Bei rund 250 Arzneimitteln gibt es in Deutschland Engpässe in der Versorgung. Eine schnelle Lösung ist nicht in Sicht.

Im vergangenen Jahr hat sie ihr Medikament selbst gestreckt. Weil es das Antidepressivum nur in einer anderen Dosierung gab, hat sie die Kapsel geöffnet, die winzig kleinen Kügelchen gezählt und aus einer Dosis zwei gemacht. »Ich kam mir vor wie eine Drogenabhängige, die ihren Stoff selbst streckt. Das ist doch eigentlich nicht meine Aufgabe als Patientin«, ärgert sich Sylvia L.* aus Hamburg im Gespräch mit der Jungle World. Die 55jährige leidet seit vielen Jahren unter Depressionen, die durch das Medikament Venlafaxin gelindert werden. Doch seit rund drei Jahren hat sie Schwierigkeiten, ihr Medikament zu bekommen. »Ich muss manchmal mehrere Apotheken abklappern, bis ich meinen Hersteller und meine Dosierung finde. Das macht mir schon Angst, denn einfach absetzen darf ich das Medikament nicht.
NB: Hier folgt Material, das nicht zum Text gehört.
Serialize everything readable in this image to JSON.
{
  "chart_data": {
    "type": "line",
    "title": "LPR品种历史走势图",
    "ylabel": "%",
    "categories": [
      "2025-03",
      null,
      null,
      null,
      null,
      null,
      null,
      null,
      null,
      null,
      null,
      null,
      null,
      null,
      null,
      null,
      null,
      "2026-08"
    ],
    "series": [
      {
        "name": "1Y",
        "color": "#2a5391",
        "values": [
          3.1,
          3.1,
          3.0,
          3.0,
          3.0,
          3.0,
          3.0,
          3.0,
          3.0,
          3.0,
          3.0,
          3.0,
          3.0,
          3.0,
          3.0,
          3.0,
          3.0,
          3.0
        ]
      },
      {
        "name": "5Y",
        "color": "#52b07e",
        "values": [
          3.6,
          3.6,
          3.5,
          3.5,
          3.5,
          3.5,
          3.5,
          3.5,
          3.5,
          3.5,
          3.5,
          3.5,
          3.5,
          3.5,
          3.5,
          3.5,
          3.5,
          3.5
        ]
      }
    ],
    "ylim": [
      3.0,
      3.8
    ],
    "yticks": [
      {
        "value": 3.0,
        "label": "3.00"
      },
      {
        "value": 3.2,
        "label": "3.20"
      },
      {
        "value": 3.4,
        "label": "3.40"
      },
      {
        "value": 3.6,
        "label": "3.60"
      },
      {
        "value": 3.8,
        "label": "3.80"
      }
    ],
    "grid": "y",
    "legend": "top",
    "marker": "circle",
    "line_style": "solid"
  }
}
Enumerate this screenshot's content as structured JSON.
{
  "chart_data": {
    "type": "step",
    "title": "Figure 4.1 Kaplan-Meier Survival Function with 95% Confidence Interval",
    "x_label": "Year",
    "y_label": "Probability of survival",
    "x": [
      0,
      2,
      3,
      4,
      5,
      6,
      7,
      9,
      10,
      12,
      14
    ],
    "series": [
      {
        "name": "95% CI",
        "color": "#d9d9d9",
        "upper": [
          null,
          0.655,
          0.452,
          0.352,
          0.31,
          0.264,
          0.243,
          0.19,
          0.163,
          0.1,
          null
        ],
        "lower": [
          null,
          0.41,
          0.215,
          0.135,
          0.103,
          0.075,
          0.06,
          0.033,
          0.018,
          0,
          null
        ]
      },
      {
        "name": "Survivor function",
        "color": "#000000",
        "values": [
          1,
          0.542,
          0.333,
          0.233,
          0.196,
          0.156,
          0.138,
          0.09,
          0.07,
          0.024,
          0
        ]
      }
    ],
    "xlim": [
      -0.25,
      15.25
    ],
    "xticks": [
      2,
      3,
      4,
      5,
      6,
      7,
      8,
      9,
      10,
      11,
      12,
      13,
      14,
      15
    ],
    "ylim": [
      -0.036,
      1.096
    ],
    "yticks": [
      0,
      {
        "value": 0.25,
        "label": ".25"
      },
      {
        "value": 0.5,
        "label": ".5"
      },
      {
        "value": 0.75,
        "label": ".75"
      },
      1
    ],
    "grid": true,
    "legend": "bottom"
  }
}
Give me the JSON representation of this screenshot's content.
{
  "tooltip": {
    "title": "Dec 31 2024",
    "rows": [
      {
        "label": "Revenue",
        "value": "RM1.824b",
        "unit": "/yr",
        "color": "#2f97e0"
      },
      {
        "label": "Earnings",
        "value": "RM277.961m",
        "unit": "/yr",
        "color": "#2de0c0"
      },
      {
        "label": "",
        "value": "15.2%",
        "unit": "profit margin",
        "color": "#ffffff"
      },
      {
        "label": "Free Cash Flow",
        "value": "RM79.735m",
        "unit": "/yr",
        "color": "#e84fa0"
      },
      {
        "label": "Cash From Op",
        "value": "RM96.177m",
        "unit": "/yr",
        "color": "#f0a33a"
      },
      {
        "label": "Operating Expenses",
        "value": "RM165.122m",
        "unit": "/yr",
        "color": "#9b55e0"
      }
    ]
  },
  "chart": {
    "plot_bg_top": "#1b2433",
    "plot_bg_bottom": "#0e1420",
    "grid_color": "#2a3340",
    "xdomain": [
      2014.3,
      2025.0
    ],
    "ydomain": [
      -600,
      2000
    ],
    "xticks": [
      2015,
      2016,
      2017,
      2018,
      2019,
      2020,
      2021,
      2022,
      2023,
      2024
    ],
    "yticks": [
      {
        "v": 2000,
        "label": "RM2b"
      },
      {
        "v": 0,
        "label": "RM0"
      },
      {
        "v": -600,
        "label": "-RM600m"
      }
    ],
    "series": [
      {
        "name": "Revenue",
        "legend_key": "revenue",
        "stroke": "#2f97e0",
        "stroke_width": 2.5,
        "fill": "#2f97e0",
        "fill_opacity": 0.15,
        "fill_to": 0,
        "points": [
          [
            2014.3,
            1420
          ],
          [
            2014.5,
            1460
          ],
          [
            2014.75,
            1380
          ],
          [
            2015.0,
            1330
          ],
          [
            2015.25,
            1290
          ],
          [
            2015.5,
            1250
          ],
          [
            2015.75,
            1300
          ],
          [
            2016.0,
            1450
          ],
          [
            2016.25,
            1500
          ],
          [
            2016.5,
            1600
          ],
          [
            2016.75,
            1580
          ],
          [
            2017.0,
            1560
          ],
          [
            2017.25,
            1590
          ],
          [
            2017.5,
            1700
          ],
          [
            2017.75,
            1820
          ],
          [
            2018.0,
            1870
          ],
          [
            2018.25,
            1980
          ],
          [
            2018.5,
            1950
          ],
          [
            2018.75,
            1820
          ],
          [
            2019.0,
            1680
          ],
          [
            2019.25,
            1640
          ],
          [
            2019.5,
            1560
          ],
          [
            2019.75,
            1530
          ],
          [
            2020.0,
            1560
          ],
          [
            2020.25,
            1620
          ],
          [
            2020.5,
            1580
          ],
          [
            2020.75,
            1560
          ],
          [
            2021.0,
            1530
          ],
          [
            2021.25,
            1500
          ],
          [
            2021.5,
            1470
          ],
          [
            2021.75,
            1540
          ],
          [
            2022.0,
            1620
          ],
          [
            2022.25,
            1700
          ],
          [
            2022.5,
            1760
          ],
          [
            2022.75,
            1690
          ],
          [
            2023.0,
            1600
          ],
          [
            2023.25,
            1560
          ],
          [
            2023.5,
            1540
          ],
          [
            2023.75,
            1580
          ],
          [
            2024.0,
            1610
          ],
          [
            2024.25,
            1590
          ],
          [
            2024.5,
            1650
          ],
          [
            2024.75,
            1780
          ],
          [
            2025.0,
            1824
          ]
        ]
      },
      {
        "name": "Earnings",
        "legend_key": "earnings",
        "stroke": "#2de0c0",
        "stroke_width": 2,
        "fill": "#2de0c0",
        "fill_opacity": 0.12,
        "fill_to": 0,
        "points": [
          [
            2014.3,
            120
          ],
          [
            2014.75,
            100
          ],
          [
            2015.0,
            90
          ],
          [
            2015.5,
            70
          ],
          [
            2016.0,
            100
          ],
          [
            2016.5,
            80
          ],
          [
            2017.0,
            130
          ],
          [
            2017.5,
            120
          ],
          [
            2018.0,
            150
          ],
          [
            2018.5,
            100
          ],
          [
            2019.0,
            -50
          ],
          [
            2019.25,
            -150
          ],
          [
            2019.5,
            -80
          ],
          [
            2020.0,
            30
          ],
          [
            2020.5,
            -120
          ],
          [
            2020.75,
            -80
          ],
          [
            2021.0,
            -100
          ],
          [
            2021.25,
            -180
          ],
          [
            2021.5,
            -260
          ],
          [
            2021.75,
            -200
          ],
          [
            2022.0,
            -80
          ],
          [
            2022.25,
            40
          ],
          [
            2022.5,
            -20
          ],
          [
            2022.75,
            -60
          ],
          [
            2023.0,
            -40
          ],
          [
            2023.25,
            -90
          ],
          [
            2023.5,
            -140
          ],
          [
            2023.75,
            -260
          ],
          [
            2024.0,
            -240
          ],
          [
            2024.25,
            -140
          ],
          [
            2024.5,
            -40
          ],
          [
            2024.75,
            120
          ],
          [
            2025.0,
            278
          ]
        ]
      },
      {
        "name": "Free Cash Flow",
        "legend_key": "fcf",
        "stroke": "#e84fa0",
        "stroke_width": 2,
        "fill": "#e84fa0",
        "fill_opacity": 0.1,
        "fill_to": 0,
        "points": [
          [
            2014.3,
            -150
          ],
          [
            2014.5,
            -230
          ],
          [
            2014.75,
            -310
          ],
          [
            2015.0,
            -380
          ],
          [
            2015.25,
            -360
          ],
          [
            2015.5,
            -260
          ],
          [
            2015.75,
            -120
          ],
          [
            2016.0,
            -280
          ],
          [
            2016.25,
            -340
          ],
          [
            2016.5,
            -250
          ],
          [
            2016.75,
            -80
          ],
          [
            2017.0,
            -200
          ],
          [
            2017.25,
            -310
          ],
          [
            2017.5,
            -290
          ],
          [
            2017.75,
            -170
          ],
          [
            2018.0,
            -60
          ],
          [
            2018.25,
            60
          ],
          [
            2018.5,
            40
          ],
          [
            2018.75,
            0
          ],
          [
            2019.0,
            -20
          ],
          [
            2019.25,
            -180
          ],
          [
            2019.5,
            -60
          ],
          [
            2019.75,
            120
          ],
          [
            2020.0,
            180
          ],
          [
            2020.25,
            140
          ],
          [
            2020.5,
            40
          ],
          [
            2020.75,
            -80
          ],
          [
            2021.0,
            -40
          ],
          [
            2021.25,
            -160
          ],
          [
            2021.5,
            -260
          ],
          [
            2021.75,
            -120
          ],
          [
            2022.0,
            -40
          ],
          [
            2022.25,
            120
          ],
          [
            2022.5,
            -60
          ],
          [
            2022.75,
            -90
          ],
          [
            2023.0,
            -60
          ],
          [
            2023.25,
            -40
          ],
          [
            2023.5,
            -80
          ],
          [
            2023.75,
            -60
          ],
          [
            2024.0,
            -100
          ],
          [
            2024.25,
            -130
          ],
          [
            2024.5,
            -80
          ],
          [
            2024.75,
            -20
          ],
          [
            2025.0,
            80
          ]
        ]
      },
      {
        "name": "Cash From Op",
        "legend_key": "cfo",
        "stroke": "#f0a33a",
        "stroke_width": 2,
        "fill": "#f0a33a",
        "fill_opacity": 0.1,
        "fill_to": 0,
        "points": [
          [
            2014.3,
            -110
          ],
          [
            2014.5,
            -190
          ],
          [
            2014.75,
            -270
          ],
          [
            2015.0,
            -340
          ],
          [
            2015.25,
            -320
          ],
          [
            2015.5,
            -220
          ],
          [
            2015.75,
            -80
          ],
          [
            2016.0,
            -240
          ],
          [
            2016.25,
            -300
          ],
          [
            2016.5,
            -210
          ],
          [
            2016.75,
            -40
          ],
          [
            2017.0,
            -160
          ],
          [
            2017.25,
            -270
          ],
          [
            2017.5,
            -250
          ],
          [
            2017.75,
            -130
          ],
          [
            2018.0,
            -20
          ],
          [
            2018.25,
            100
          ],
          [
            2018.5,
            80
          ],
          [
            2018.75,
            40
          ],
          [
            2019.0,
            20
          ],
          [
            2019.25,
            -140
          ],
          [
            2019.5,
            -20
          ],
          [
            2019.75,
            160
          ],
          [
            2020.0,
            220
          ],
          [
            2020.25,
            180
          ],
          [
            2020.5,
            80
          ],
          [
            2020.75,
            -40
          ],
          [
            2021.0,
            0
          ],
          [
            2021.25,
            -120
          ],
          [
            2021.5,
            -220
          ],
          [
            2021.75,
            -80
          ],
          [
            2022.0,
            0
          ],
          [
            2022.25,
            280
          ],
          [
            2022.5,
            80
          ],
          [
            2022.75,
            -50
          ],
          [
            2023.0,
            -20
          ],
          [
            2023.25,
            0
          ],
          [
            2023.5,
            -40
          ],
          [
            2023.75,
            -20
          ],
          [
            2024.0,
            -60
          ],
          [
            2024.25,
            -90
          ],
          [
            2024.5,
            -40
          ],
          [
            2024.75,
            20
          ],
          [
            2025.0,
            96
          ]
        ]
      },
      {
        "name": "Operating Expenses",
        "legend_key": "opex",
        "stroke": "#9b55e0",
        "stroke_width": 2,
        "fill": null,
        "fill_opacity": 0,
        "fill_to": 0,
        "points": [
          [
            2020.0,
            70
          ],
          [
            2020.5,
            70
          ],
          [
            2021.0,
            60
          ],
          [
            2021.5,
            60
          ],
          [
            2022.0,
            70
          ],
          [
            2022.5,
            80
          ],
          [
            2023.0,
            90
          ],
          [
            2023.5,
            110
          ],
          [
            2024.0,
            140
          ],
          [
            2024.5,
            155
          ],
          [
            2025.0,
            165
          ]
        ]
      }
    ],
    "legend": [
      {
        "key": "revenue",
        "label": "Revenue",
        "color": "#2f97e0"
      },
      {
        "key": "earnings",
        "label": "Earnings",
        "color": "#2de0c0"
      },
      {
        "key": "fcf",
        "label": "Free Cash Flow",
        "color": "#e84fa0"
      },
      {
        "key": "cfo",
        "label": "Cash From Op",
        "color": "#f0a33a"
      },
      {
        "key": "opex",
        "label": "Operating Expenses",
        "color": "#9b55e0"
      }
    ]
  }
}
Dann könnten Nebenwirkungen bis hin zu einer erhöhten ­Suizidwahrscheinlichkeit auftreten«, berichtet L. Auch Aynur I.* ist mit der ­Diagnose Depression auf Venlafaxin angewiesen. Sie bemerkt die Versorgungsprobleme seit rund eineinhalb Jahren und muss mitunter drei bis vier Apotheken aufsuchen, um ihr Rezept einlösen zu können. Von einem Ersatzpräparat eines anderen Herstellers habe sie Juckreiz am ganzen Körper bekommen.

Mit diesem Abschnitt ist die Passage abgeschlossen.